Autor lisa.wiedemuth

Erstellt am 31. August 2017 08:58


Wer sich erinnert: Die Emser Straße gehörte vor einigen Jahren noch zu den weniger gediegenen Ecken in Neukölln. Mittlerweile weichen die unzähligen Spielekasinos den neuen Szenekneipen. Der Platz vor der Feuerwache mit dem Kneipenurgestein Laika ist längst nicht mehr der einzige Treffpunk am Abend. Während sich die einen über das wachsende Angebot freuen und die anderen von Verdrängung sprechen, ist die Bürgerstiftung Neukölln darum bemüht, in dem Wandel für alle einen Mehrwert zu schaffen. Wir haben die Stiftung besucht und mit der Geschäftsführerin Idil Efe über die Arbeit im Kiez gesprochen.

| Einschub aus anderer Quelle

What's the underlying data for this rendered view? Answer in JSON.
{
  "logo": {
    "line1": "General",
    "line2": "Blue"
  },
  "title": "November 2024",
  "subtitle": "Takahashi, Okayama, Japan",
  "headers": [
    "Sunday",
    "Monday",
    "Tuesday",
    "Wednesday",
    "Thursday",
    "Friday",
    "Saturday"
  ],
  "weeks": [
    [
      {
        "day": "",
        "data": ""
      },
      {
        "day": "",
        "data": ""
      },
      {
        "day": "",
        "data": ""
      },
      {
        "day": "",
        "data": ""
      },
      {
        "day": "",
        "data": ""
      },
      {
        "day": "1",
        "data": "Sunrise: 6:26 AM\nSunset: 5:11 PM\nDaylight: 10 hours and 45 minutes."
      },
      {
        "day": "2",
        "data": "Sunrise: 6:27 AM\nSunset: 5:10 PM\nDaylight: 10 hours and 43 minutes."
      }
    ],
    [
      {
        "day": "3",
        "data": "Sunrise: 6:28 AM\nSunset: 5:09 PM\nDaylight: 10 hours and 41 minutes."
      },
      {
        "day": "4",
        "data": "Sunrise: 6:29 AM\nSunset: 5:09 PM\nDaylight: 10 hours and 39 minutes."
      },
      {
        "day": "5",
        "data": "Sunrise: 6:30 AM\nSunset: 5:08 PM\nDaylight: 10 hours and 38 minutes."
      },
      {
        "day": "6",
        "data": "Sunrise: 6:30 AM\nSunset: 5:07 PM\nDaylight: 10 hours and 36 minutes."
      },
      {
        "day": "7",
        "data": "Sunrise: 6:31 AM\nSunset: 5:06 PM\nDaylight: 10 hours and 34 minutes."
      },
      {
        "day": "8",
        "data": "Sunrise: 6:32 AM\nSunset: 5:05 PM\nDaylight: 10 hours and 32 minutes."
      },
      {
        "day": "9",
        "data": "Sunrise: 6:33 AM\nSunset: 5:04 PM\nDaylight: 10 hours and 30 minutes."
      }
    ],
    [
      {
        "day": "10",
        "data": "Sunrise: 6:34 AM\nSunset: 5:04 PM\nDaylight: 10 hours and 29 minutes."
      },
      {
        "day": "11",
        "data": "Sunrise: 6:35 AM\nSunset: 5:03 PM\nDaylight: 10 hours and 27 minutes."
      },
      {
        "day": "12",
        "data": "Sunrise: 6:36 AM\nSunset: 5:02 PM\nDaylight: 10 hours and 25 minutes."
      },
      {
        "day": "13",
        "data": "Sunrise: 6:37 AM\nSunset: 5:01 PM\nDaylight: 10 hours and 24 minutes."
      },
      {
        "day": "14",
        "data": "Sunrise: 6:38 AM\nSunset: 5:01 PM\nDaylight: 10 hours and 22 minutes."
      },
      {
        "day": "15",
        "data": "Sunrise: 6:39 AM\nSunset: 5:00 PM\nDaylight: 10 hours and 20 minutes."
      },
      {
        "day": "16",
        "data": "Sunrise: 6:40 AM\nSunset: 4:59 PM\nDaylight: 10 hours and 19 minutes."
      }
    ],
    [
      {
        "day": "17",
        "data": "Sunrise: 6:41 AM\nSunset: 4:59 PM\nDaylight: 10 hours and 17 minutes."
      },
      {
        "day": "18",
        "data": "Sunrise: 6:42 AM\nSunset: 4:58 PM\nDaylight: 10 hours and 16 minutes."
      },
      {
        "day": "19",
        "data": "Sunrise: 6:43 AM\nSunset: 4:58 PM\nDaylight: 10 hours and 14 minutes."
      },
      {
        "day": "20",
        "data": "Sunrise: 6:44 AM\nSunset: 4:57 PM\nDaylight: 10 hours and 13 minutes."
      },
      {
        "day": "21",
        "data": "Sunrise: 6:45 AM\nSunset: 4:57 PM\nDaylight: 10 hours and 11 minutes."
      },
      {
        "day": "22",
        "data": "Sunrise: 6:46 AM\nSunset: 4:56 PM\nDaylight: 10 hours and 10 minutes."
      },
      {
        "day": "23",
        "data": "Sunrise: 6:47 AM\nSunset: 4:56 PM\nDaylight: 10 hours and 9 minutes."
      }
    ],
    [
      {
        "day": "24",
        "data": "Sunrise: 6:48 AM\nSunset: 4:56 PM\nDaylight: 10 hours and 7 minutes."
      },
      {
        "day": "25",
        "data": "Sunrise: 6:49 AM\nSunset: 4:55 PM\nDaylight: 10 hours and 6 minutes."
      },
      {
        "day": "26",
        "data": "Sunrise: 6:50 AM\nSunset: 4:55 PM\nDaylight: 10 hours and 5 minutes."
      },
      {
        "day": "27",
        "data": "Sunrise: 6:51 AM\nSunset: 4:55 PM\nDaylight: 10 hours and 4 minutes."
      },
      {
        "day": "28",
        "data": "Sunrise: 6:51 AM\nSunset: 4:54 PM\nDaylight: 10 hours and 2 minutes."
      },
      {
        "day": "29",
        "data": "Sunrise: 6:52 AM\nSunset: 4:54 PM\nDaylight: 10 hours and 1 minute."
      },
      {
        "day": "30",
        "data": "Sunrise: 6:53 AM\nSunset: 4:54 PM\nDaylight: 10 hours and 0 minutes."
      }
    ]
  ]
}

„Neukölln ist Avantgarde!“ Idil lächelt, der Tonfall lässt vermuten, dass dieser Satz nicht das erste Mal über ihre Lippen kommt. Dabei spricht sie weniger den Lifestyle der Zugezogenen an, als den erleb- und sichtbaren Meltingpottcharakter. „Es gilt nicht die Differenzen und Konflikte in der Nachbarschaft abzustreiten, oder kleinzureden. Wichtig ist es nur, einen Raum zu schaffen, in dem diese Differenzen ausgesprochen werden können und gleichzeitig Gemeinsamkeiten & Potenziale entdeckt werden!“. Genau diese Aufgabe hat sich die Bürgerstiftung Neukölln auf die Fahne gesetzt. Schon seit 12 Jahren agiert sie als Plattform und Unterstützer für engagierte Menschen im Kiez. Dabei setzt sie eigene Projekte um, fördert aber auch mit dem n+-Förderfond, sowie dem Bürgerpreis externe Initiativen aus Neukölln mit kleineren Summen.

 „In der Praxis heißt das konkret: Wir leisten Bildungs-, Eltern- und Netzwerkarbeit!“. Ca. 100 Menschen verschiedenster Nationalität, Herkunft und Orientierung sind als Unterstützer*innen in der Stiftung aktiv, 7 Menschen werden ihr beschäftigt. Ein besonderer Fokus in der eigenen Projektarbeit liegt auf einer Eins-zu-Eins-Patenschaftsvermittlung. Neuköllner Talente (Link) vermittelt Pat*innen an Kinder im Grundschulalter. Sie helfen ihnen fernab von Schule und Elternhaus eigene Begabungen und Stärken zu entdecken. Im nächsten Jahr feiert das Projekt Jubiläum. Schon jetzt hat es seit 2008 über 300 Patenschaften vermittelt. Die Erfahrung einer Patenschaft bereichert dabei nicht nur das Leben der Kinder, sondern auch das ihrer Pat*innen. Es entstehen langjährige Freundschaften zwischen Menschen, die sich wohl so im Kiez nicht getroffen hätten.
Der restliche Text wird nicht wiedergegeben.